Immortal love is an ambitious film with Hollywood epic levels of craft and scope. I’m a real sucker for cinematography and this film really is beautifully framed and shot with incredible design. I had a tough time exercising a little restraint choosing a few stills that don’t give too much away for this little write-up, every shot really is a treat to look at. Performances are excellent, music is a contemporary delight… Basically it’s an expertly put together piece of work that required the same level of attention to detail to the sound design and mix.

Director Sebastian Strasser was keen to experiment to find what’s best for the visuals and the story. Eager to veer away from horror sound design tropes but in other ways, embrace or evolve them. Seemingly abstract sound design moments always have narrative meaning to push the story forward, perhaps heavily processing an element from a different point in the story to imply a connection, or some kind of foreshadowing perhaps. It can be tempting to really push the sound design in a film like this but Seb was particularly keen to avoid tropes like jump scares, usually preferring to push transient punchy sounds further back into the mix, championing the story and giving a more cinematic feel to the film.

Every sound design choice threads closely with the score. The composers did an amazing job, with huge changes being made right up until delivery. The car chase scene for most of the post production process had big punchy engines, crunches and grit, high in the mix taking you on the journey with the protagonists. A super fun job for a sound designer as you can imagine. But the whole scene really changed with the music you’ll hear on the final edit, creating a much more anxious vibe that big, bolshie engines interfered with. We decided to be much more nuanced through the whole scene, to keep the ideas that the music inferred clear and present.

We spent a lot of time on the crowds at the film’s intro, chanting:

‘A queen, a concubine, a sculptor and a spy’

The mantra of the pop star about to kick off her gig.

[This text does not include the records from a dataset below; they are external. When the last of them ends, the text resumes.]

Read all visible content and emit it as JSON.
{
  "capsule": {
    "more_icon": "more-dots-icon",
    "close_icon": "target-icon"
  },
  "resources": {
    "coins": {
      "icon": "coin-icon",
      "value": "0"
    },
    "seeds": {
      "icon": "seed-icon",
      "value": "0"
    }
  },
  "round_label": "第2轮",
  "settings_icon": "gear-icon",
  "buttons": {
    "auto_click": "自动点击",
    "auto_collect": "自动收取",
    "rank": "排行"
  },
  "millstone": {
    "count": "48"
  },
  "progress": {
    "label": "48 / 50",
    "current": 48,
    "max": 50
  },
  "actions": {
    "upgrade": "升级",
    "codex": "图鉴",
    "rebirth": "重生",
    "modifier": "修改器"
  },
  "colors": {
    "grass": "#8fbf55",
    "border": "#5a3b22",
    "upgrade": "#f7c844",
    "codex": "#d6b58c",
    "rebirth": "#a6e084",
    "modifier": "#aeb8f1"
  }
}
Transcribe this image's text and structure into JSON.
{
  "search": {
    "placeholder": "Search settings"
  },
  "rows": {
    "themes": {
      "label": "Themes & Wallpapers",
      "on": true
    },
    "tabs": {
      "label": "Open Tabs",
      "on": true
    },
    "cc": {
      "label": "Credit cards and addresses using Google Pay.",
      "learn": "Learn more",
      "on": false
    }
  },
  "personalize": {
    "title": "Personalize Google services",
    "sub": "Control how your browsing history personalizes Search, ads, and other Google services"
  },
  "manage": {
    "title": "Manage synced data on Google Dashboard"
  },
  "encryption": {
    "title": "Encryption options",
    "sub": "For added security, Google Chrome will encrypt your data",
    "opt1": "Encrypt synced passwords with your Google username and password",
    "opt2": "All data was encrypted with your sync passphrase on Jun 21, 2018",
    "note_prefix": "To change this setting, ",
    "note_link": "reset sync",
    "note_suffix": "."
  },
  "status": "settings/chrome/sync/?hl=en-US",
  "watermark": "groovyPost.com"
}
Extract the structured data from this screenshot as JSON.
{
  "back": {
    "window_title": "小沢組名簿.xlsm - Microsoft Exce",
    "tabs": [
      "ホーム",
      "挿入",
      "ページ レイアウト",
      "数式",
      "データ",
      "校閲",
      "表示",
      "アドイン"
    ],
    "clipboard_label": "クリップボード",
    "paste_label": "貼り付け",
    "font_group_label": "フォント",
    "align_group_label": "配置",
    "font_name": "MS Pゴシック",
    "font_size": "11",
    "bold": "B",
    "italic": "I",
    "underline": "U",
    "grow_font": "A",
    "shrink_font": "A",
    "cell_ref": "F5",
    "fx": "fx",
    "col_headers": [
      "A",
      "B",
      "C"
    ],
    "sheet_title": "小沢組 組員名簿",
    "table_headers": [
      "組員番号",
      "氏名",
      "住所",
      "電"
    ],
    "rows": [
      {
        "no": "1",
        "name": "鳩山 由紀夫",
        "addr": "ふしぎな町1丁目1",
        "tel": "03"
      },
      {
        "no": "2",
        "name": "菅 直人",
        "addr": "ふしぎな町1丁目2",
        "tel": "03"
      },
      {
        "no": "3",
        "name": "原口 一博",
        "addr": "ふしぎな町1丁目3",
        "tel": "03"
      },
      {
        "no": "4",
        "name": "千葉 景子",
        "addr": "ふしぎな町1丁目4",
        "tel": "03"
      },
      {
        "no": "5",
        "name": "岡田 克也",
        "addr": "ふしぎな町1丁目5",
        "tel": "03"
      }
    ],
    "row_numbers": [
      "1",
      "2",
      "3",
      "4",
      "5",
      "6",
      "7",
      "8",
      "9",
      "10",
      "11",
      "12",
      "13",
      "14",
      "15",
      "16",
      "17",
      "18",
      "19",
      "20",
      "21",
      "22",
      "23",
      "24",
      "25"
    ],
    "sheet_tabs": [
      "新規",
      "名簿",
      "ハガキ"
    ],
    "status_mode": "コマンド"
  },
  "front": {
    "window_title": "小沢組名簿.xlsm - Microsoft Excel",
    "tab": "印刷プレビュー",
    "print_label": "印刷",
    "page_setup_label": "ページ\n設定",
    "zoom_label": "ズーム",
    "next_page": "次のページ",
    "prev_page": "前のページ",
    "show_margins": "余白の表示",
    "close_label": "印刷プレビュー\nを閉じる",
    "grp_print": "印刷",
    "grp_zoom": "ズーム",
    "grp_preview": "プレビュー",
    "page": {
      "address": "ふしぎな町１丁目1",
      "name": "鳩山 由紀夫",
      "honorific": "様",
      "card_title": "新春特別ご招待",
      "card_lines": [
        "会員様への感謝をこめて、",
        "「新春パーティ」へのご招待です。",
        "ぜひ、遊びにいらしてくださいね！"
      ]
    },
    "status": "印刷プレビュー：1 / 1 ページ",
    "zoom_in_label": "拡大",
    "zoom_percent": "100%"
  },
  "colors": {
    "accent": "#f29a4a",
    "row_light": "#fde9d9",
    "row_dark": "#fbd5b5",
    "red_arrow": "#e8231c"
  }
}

After layering and processing there must be between 500 and a 1000 voices building the scene. Sculpting the energy of the crowd was also something we spent a lot of time on. The music and track comes first of course but shaping the reactions of the crowd to the show was all very carefully considered.


With the rave scene at the end it was tempting to throw a bunch of dark party buzz and ambience under there, but we closely considered the tone of the story at that point, the tone of the music and what the scene needed. I’m pretty sure every possible version of this scene is there on the timeline, every footstep and closing rustle from anyone in shot and in the wider scene, but we carefully sculpted what’s right for the story to land on the final result.